The Board is restricted from obligating funds without legislative bond authorization and appropriation of the proceeds. Contracts issued by the Board must ensure that loan disbursement amounts are predictable to meet project expenditures and that local government repayments cover the state's bond repayment obligations adequately and on time. In the event of a default by a local government under the New Financing Program, the contracts must allow the local government's treasurer to transfer any legally available funds to meet the obligations. If there are still insufficient funds, the state treasurer must withdraw an amount to meet the shortfall from the state revenues for distribution to local government. In the event there are still obligations due to be paid by the local government, the Board may take whatever actions are legally permissible.

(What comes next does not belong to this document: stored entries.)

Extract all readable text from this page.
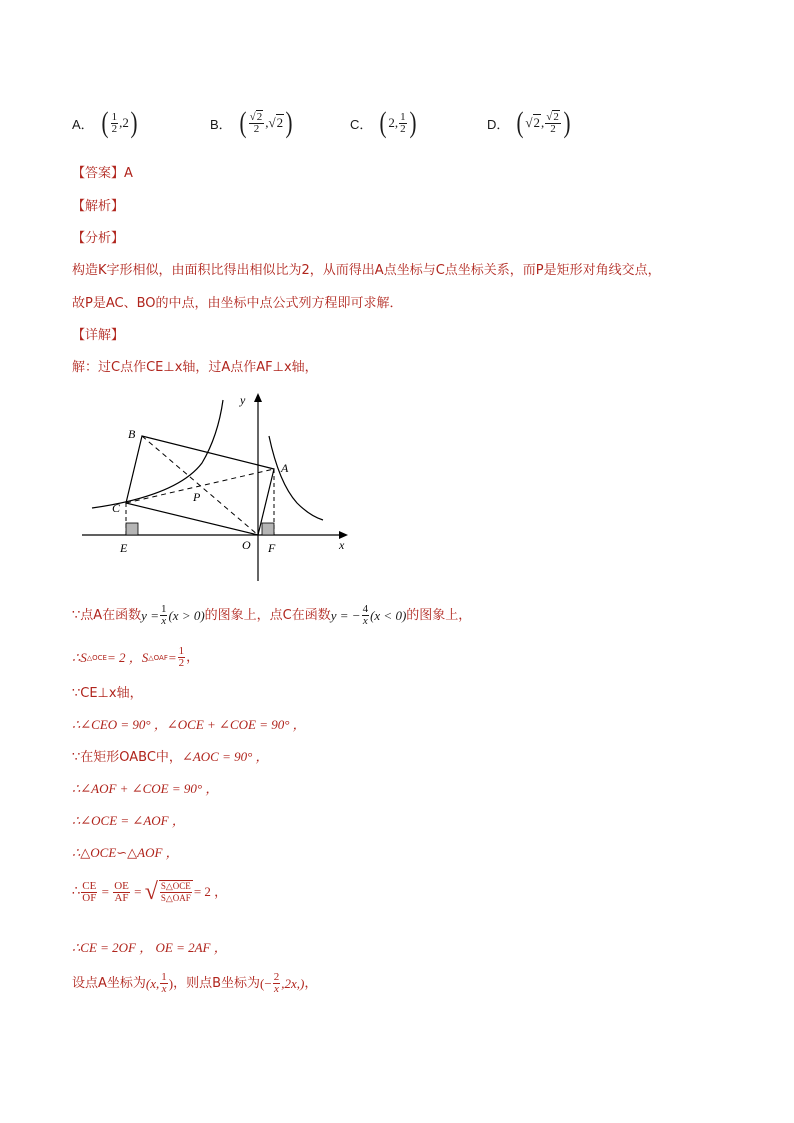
A． ( $\frac{1}{2}$ , 2 )	B． ( $\frac{√2}{2}$ , √2 )	C． ( 2 , $\frac{1}{2}$ )	D． ( √2 , $\frac{√2}{2}$ )
【答案】A
【解析】
【分析】
构造K字形相似，由面积比得出相似比为2，从而得出A点坐标与C点坐标关系，而P是矩形对角线交点，
故P是AC、BO的中点，由坐标中点公式列方程即可求解．
【详解】
解：过C点作CE⊥x轴，过A点作AF⊥x轴，
B
A
C
P
E	O F	x
y
∵点A在函数 $y = \frac{1}{x} (x > 0)$ 的图象上，点C在函数 y = − $\frac{4}{x} (x < 0)$ 的图象上，
∴S △OCE = 2 ，S △OAF = $\frac{1}{2}$ ，
∵CE⊥x轴，
∴∠CEO = 90° ，∠OCE + ∠COE = 90° ，
∵在矩形OABC中，∠AOC = 90° ，
∴∠AOF + ∠COE = 90° ，
∴∠OCE = ∠AOF ，
∴△OCE∽△AOF ，
∴ $\frac{CE}{OF} = \frac{OE}{AF}$ = √ $\frac{\text{S△OCE}}{\text{S△OAF}} = 2$ ，
∴CE = 2OF ， OE = 2AF ，
设点A坐标为 (x, $\frac{1}{x}$ ) ，则点B坐标为 (− $\frac{2}{x} ,2x$,) ，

To ensure that repayments are sufficient to cover debt service obligations, the Board may charge an additional amount on loans to create a reserve. If still insufficient, the Legislature must take action to raise repayment revenues including, but not limited to, collecting loan repayments directly from distributions to local governments. If revenues are still insufficient to meet projected debt service obligations, the State Finance Committee may not approve issuance of future bonds until revenues at least equal the debt service owed.
The Board must submit an annual report to legislative fiscal committees, the State Treasurer, and the Office of Financial Management.
The New Financing program is contingent on a ratification of a proposed constitutional amendment, Senate Joint Resolution 8201, which allows the state to pledge its full faith and credit for funds payable from local government infrastructure loan repayments.
Housing Finance Commission - Local Government Financing.
If the constitutional amendment is not adopted , then the Housing Finance Commission may develop and implement project to provide financing to local governments for infrastructure projects. The Commission is authorized to develop and implement a new program to provide financing to local governments for infrastructure projects. Infrastructure projects may include the planning, acquisition, construction, repair, reconstruction, replacement, rehabilitation, or improvement of streets, roads, bridges, water systems, storm and sanitary systems, solid waste and recycling facilities, and other municipal projects, facilities, and utilities. Local governments include cities, towns, counties, special purpose districts, port districts, school districts, and any other municipal corporation or quasi-municipal corporation.
In establishing this program, the Commission must develop eligibility criteria that will enable the Commission to choose applicants who are likely to repay the loans.
Under this program, the Commission has the authority to:
issue revenue bonds;
make or purchase loans to local governments for financing all, or part, of the costs of
enter into financing agreements regarding the repayment of the loans;
exempt interest on its bonds from federal income tax on bonds that are tax-exempt; and
participate in government programs for the purpose of securing financing for infrastructure projects.
The Commission may not use its general funds to implement the program, but may use its general funds to administer the program.
Fiscal Note: Available.
Effective Date: Sections 201 through 212, regarding the deposits of tax revenues take effect July 1, 2017. Sections 101 through 209 and 301 through 305, regarding the new Public Works Assistance Financing program are effective January 1, 2018, if the proposed amendment to the constitution is approved and ratified. If the proposed amendment to the constitution is not adopted and ratified, then sections 401 through 407 regarding the Housing Finance Commission Local Government Financing program is effective January 1, 2018.